Regresé a la casa y un olor a menta cosquilleó mi nariz. Jalé una silla y me preparé para tocar. Pouli permaneció sentado, inmóvil y atento a mi violín. Una vez que estaba listo, tomé el instrumento con la barbilla y deslicé el arco. Las notas rebotaron en mi garganta y al encontrarse con mis labios cerrados, vibraron en mis huesos hasta encontrar su lugar en las cuerdas de mi instrumento. No sé qué canción fuera, pero venía de mi interior. Del fondo de mi corazón.

Pasé un buen rato tocando. Afuera, la lluvia seguía brutalizando el jardín. Las ventanas vibraban y se escuchaba el golpeteo constante en el techo de madera. Pouli no movió su rostro, sólo se mantuvo sentado frente a mí. Mirando el concierto como espectador enamorado. Mi figura se reflejó en sus gafas y la luz de la farola enfatizó las sombras de su máscara. El arco acarició las cuerdas. El violín cantó desde el fondo de su alma. No era una serenata para mí, pero había algo en la voz de mi instrumento que parecía buscar llenar el vacío que había en esa cabaña. Buscaba abrazar al afligido. Parecía que la música no afectaba a Pouli, seguía inmóvil, admirando en silencio mientras sus gafas se empañaban.

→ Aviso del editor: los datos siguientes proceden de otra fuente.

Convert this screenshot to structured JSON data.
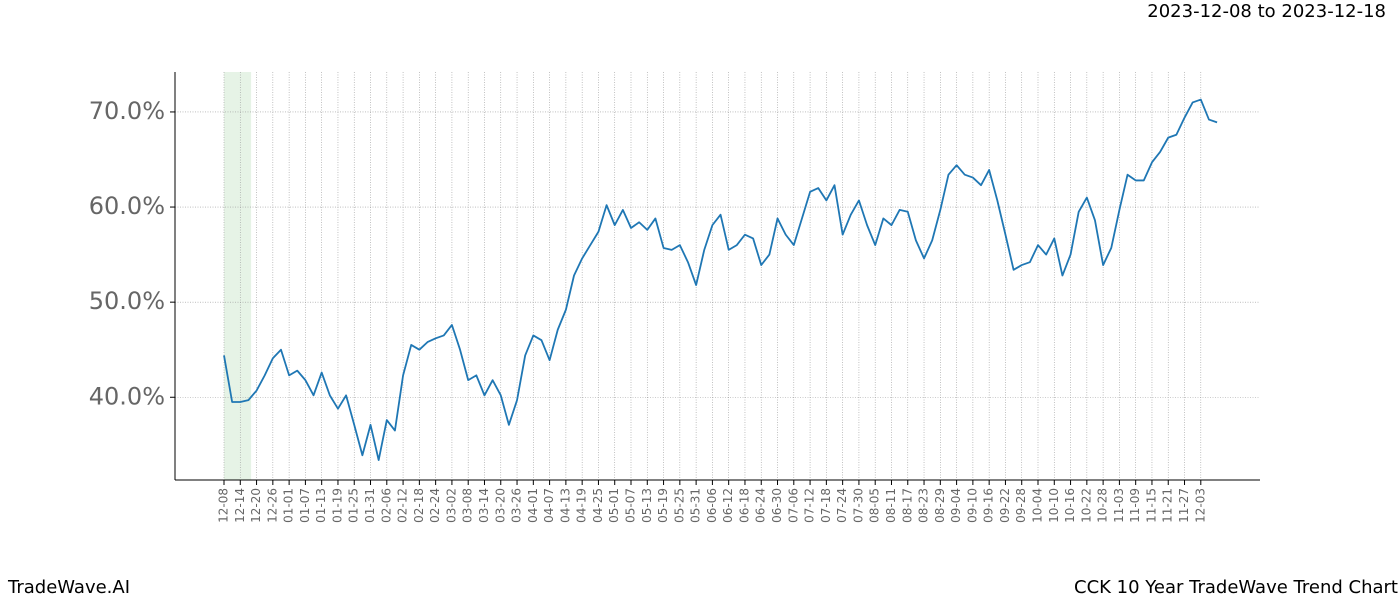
{
  "chart_data": {
    "type": "line",
    "title": "2023-12-08 to 2023-12-18",
    "footer_left": "TradeWave.AI",
    "footer_right": "CCK 10 Year TradeWave Trend Chart",
    "color": "#1f77b4",
    "grid": true,
    "categories": [
      "12-08",
      null,
      "12-14",
      null,
      "12-20",
      null,
      "12-26",
      null,
      "01-01",
      null,
      "01-07",
      null,
      "01-13",
      null,
      "01-19",
      null,
      "01-25",
      null,
      "01-31",
      null,
      "02-06",
      null,
      "02-12",
      null,
      "02-18",
      null,
      "02-24",
      null,
      "03-02",
      null,
      "03-08",
      null,
      "03-14",
      null,
      "03-20",
      null,
      "03-26",
      null,
      "04-01",
      null,
      "04-07",
      null,
      "04-13",
      null,
      "04-19",
      null,
      "04-25",
      null,
      "05-01",
      null,
      "05-07",
      null,
      "05-13",
      null,
      "05-19",
      null,
      "05-25",
      null,
      "05-31",
      null,
      "06-06",
      null,
      "06-12",
      null,
      "06-18",
      null,
      "06-24",
      null,
      "06-30",
      null,
      "07-06",
      null,
      "07-12",
      null,
      "07-18",
      null,
      "07-24",
      null,
      "07-30",
      null,
      "08-05",
      null,
      "08-11",
      null,
      "08-17",
      null,
      "08-23",
      null,
      "08-29",
      null,
      "09-04",
      null,
      "09-10",
      null,
      "09-16",
      null,
      "09-22",
      null,
      "09-28",
      null,
      "10-04",
      null,
      "10-10",
      null,
      "10-16",
      null,
      "10-22",
      null,
      "10-28",
      null,
      "11-03",
      null,
      "11-09",
      null,
      "11-15",
      null,
      "11-21",
      null,
      "11-27",
      null,
      "12-03",
      null,
      null
    ],
    "values": [
      44.4,
      39.5,
      39.5,
      39.7,
      40.7,
      42.3,
      44.1,
      45.0,
      42.3,
      42.8,
      41.8,
      40.2,
      42.6,
      40.2,
      38.8,
      40.2,
      37.1,
      33.9,
      37.1,
      33.4,
      37.6,
      36.5,
      42.3,
      45.5,
      45.0,
      45.8,
      46.2,
      46.5,
      47.6,
      45.0,
      41.8,
      42.3,
      40.2,
      41.8,
      40.2,
      37.1,
      39.7,
      44.4,
      46.5,
      46.0,
      43.9,
      47.1,
      49.2,
      52.8,
      54.6,
      56.0,
      57.4,
      60.2,
      58.1,
      59.7,
      57.8,
      58.4,
      57.6,
      58.8,
      55.7,
      55.5,
      56.0,
      54.2,
      51.8,
      55.5,
      58.1,
      59.2,
      55.5,
      56.0,
      57.1,
      56.7,
      53.9,
      55.0,
      58.8,
      57.1,
      56.0,
      58.8,
      61.6,
      62.0,
      60.7,
      62.3,
      57.1,
      59.2,
      60.7,
      58.1,
      56.0,
      58.8,
      58.1,
      59.7,
      59.5,
      56.5,
      54.6,
      56.5,
      59.7,
      63.4,
      64.4,
      63.4,
      63.1,
      62.3,
      63.9,
      60.7,
      57.1,
      53.4,
      53.9,
      54.2,
      56.0,
      55.0,
      56.7,
      52.8,
      55.0,
      59.5,
      61.0,
      58.6,
      53.9,
      55.7,
      59.7,
      63.4,
      62.8,
      62.8,
      64.7,
      65.8,
      67.3,
      67.6,
      69.4,
      71.0,
      71.3,
      69.2,
      68.9
    ],
    "ylim": [
      31.3,
      74.2
    ],
    "yticks": [
      {
        "value": 40,
        "label": "40.0%"
      },
      {
        "value": 50,
        "label": "50.0%"
      },
      {
        "value": 60,
        "label": "60.0%"
      },
      {
        "value": 70,
        "label": "70.0%"
      }
    ]
  }
}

‒¡Espectacular! ‒anunció entre aplausos ‒. Tienen que quedarse. Por favor.

‒No podemos quedarnos ‒mascullé ‒. Tenemos que salir antes de que se haga de noche. Deberíamos irnos cuando pare la tormenta.

‒Lamentó escuchar eso ‒comentó Pouli ‒. Esta noche quería mostrarles el aviario.

‒¡Nos quedamos! ‒exclamó Sandi rápidamente.

‒No, ‒repetí ‒, tenemos que irnos.

‒Jiro, por favor. Las aves... ‒dijo Sandi.

‒Tenemos que llegar al centro ‒recalqué.

‒¿Hace cuánto tiempo no ves ave volando en cielo? ‒cuestionó Sandi. Su mirada destelló emociones que pensé se había perdido en el viejo mundo.

‒Está bien ‒murmuré ‒, pero sólo esta noche.

‒Excelente, ‒interrumpió Pouli ‒. Traeré el botiquín médico para curar sus heridas. Disculpen.

Se levantó de su asiento, se metió al cuarto de donde había salido el humo y cerró la puerta con seguro. Pouli no tardó mucho tiempo en regresar y cuando lo hizo trajo consigo un maletín rojo con una cruz blanca. Primero arregló la mesa de la sala; quitó todo lo que habíamos utilizado durante la comida y con un trapo jaló las migajas hacia un bote de basura.

‒¡Qué extraño! ‒dije ‒. Casi no hay insectos.

‒Es por el incienso ‒señaló Pouli ‒. Encontré una mezcla entre menta, lavanda y otras hierbas que parecen detestar los insectos, es bastante tenue para el olfato human. Todo el mal tiene su punto débil, ¿no lo creen? Eso me recuerda, si van a quedarse sólo tengo una regla, el cuarto de la izquierda está fuera de los límites, ¿entendido?

Ambos asentimos, pero tenía una corazonada en el fondo de mis entrañas que me hacía seguir cuestionándome los verdaderos deseos de nuestro anfitrión. Pouli curó la mano de Sandi con una gaza empapada en alcohol y después le vendó el hombro, al parecer durante la caída del refugio le había golpeado el refrigerador antes de salir por la ventana. Después, a pesar de mis quejas, Pouli me curó el trasero y me vendó la costilla.